We'll see...I'm gonna stick with it for now, as I do think it's helping, at least to some degree, more than anything else we've done so far. Thanks for the input though...I'll keep you posted!
Oh, this is fascinating.
I do believe that people with a more visual memory are better at spelling.
This tends to confirm my suspicion that the now omnipresent use of computers may be partly responsible for the growing tendency to misspell. Writing a word on a 'puter (besides having often automated correctors to take care of the mistakes) is so different from writing words by hand.
I don't know about you, but when I'm feeling unsure about how a word is spelt, I only need to write it down and see if it looks good or not.
Not that I have anything against computers, obviously (honestly, I really can't fathom how my supervisor wrote her own thesis, you know? Oh, right, it took them 10 years at the time). However, encouraging children to write by hand a bit more often wouldn't do any harm.
Thank you for your sweet note the other day. I do hope all is well with you and yours, Zo.
I have heard good things about it too.
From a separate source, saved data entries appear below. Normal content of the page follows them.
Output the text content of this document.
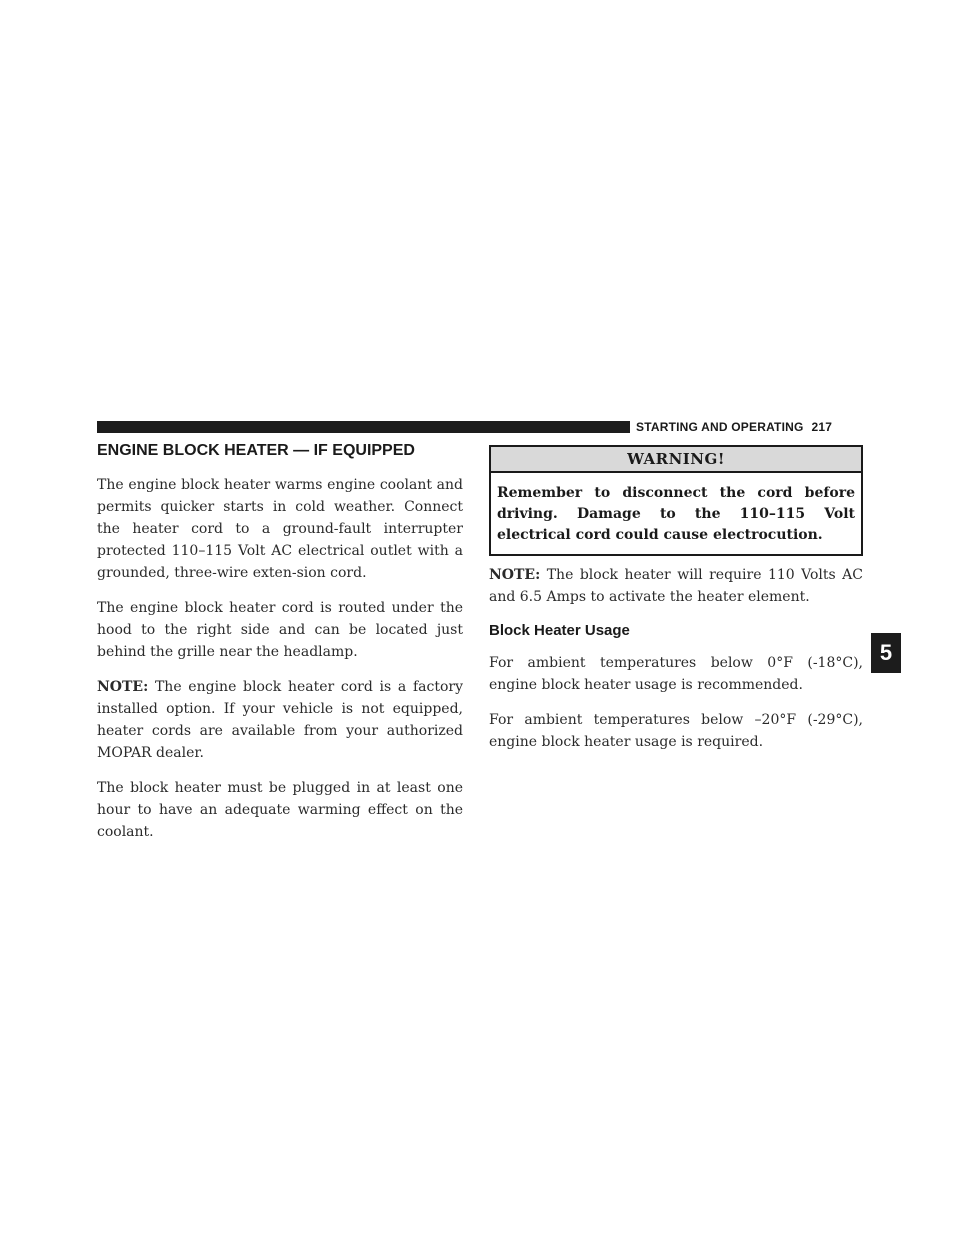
STARTING AND OPERATING 217
ENGINE BLOCK HEATER — IF EQUIPPED

The engine block heater warms engine coolant and permits quicker starts in cold weather. Connect the heater cord to a ground-fault interrupter protected 110–115 Volt AC electrical outlet with a grounded, three-wire exten-sion cord.

The engine block heater cord is routed under the hood to the right side and can be located just behind the grille near the headlamp.

NOTE: The engine block heater cord is a factory installed option. If your vehicle is not equipped, heater cords are available from your authorized MOPAR dealer.

The block heater must be plugged in at least one hour to have an adequate warming effect on the coolant.

WARNING!
Remember to disconnect the cord before driving. Damage to the 110–115 Volt electrical cord could cause electrocution.

NOTE: The block heater will require 110 Volts AC and 6.5 Amps to activate the heater element.

Block Heater Usage

For ambient temperatures below 0°F (-18°C), engine block heater usage is recommended.

For ambient temperatures below –20°F (-29°C), engine block heater usage is required.

5
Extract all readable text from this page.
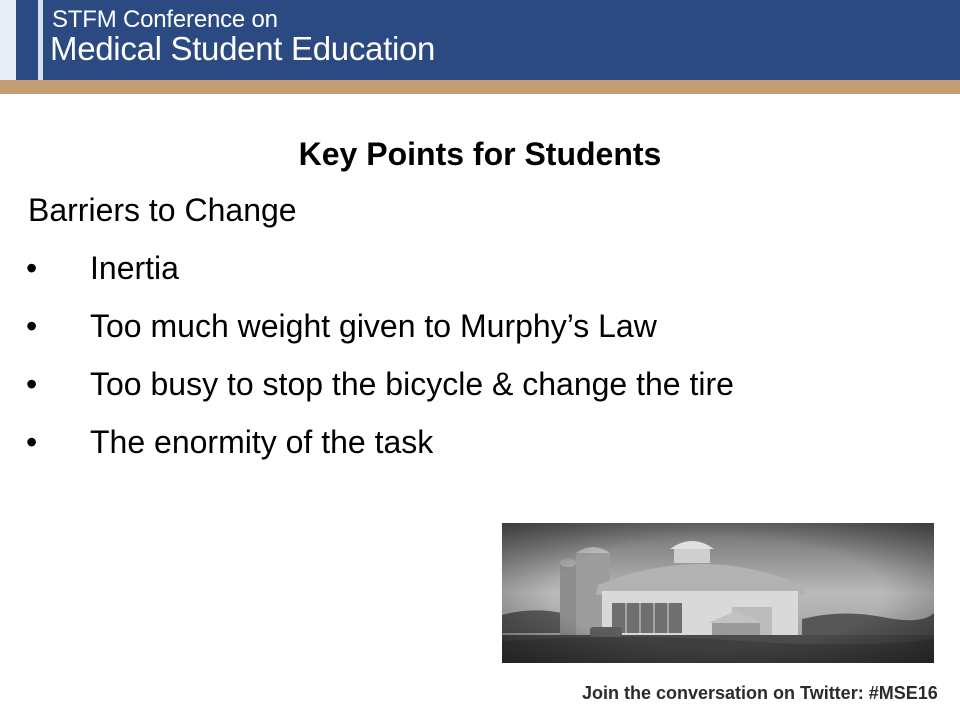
STFM Conference on
Medical Student Education
Key Points for Students
Barriers to Change
•	Inertia
•	Too much weight given to Murphy’s Law
•	Too busy to stop the bicycle & change the tire
•	The enormity of the task
Join the conversation on Twitter: #MSE16
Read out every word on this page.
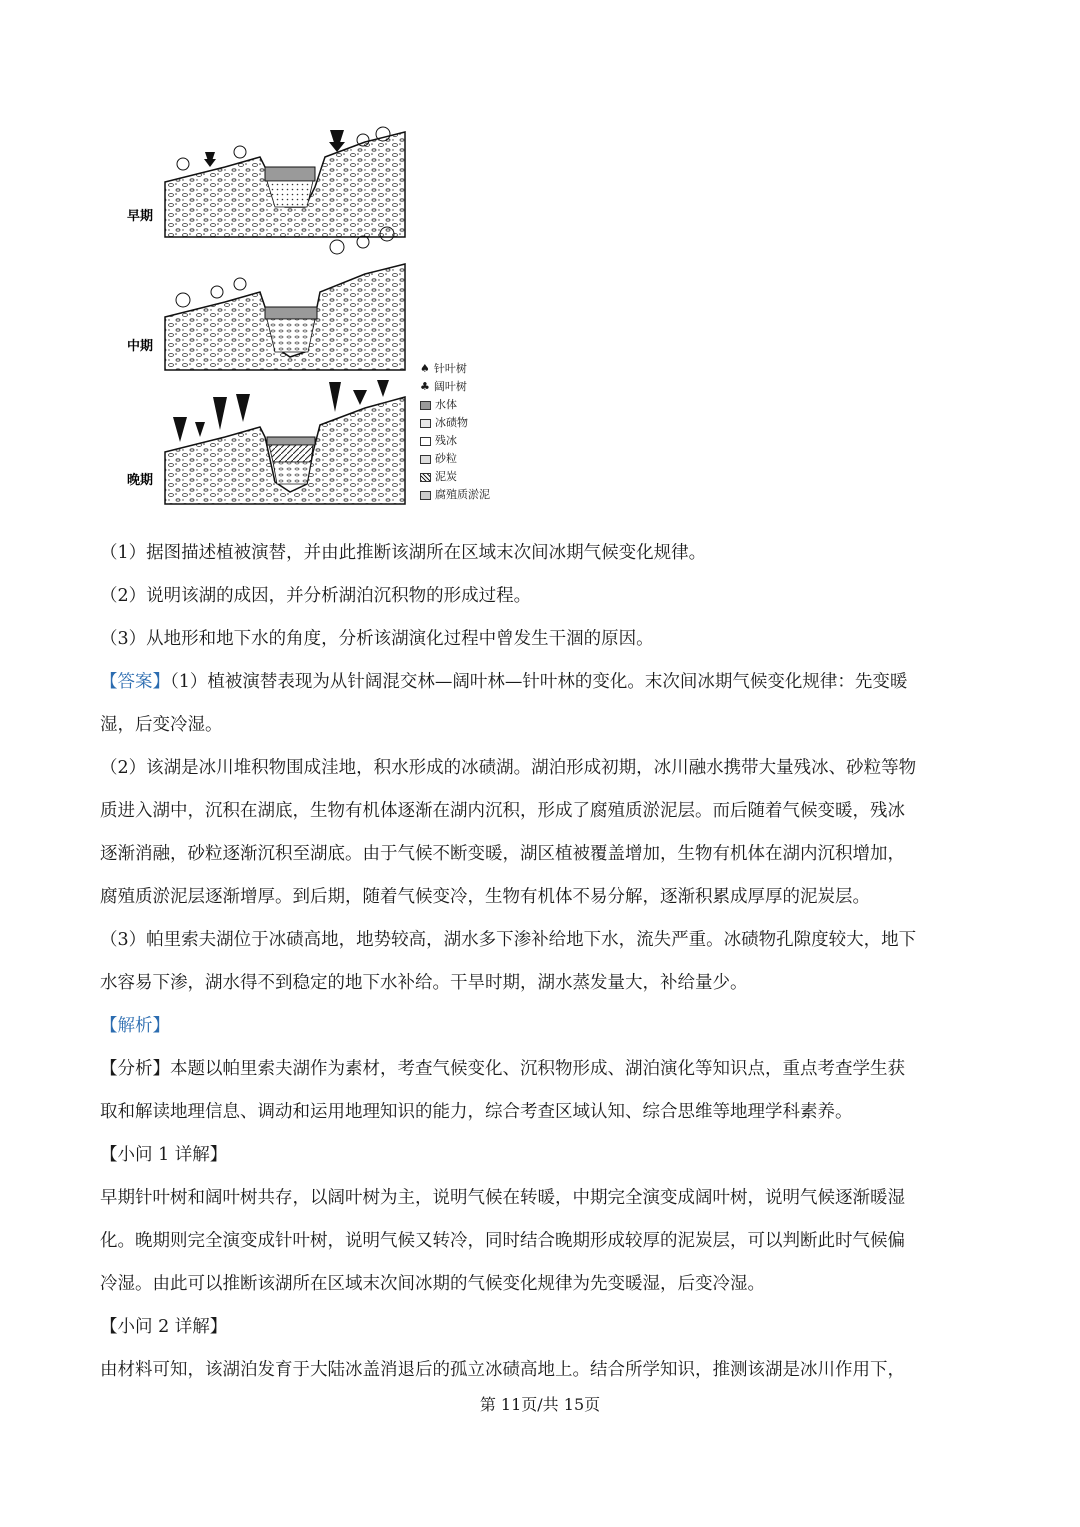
早期
中期
晚期
♠ 针叶树
♣ 阔叶树
水体
冰碛物
残冰
砂粒
泥炭
腐殖质淤泥
（1）据图描述植被演替，并由此推断该湖所在区域末次间冰期气候变化规律。
（2）说明该湖的成因，并分析湖泊沉积物的形成过程。
（3）从地形和地下水的角度，分析该湖演化过程中曾发生干涸的原因。
【答案】（1）植被演替表现为从针阔混交林—阔叶林—针叶林的变化。末次间冰期气候变化规律：先变暖
湿，后变冷湿。
（2）该湖是冰川堆积物围成洼地，积水形成的冰碛湖。湖泊形成初期，冰川融水携带大量残冰、砂粒等物
质进入湖中，沉积在湖底，生物有机体逐渐在湖内沉积，形成了腐殖质淤泥层。而后随着气候变暖，残冰
逐渐消融，砂粒逐渐沉积至湖底。由于气候不断变暖，湖区植被覆盖增加，生物有机体在湖内沉积增加，
腐殖质淤泥层逐渐增厚。到后期，随着气候变冷，生物有机体不易分解，逐渐积累成厚厚的泥炭层。
（3）帕里索夫湖位于冰碛高地，地势较高，湖水多下渗补给地下水，流失严重。冰碛物孔隙度较大，地下
水容易下渗，湖水得不到稳定的地下水补给。干旱时期，湖水蒸发量大，补给量少。
【解析】
【分析】本题以帕里索夫湖作为素材，考查气候变化、沉积物形成、湖泊演化等知识点，重点考查学生获
取和解读地理信息、调动和运用地理知识的能力，综合考查区域认知、综合思维等地理学科素养。
【小问 1 详解】
早期针叶树和阔叶树共存，以阔叶树为主，说明气候在转暖，中期完全演变成阔叶树，说明气候逐渐暖湿
化。晚期则完全演变成针叶树，说明气候又转冷，同时结合晚期形成较厚的泥炭层，可以判断此时气候偏
冷湿。由此可以推断该湖所在区域末次间冰期的气候变化规律为先变暖湿，后变冷湿。
【小问 2 详解】
由材料可知，该湖泊发育于大陆冰盖消退后的孤立冰碛高地上。结合所学知识，推测该湖是冰川作用下，
第 11页/共 15页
What grade/age do you think is best to start it? I kept with spelling workout this year but was checking this out after my sister told me about it.
I think first grade or as soon as they're reading well. They need correct spellings to take root in their little brains. The tendency is to say "how cute" (and creative spelling is) but by the time they hit fifth grade it is NOT CUTE AT ALL. Believe me, I teach that grade and have only one good speller out of six at school.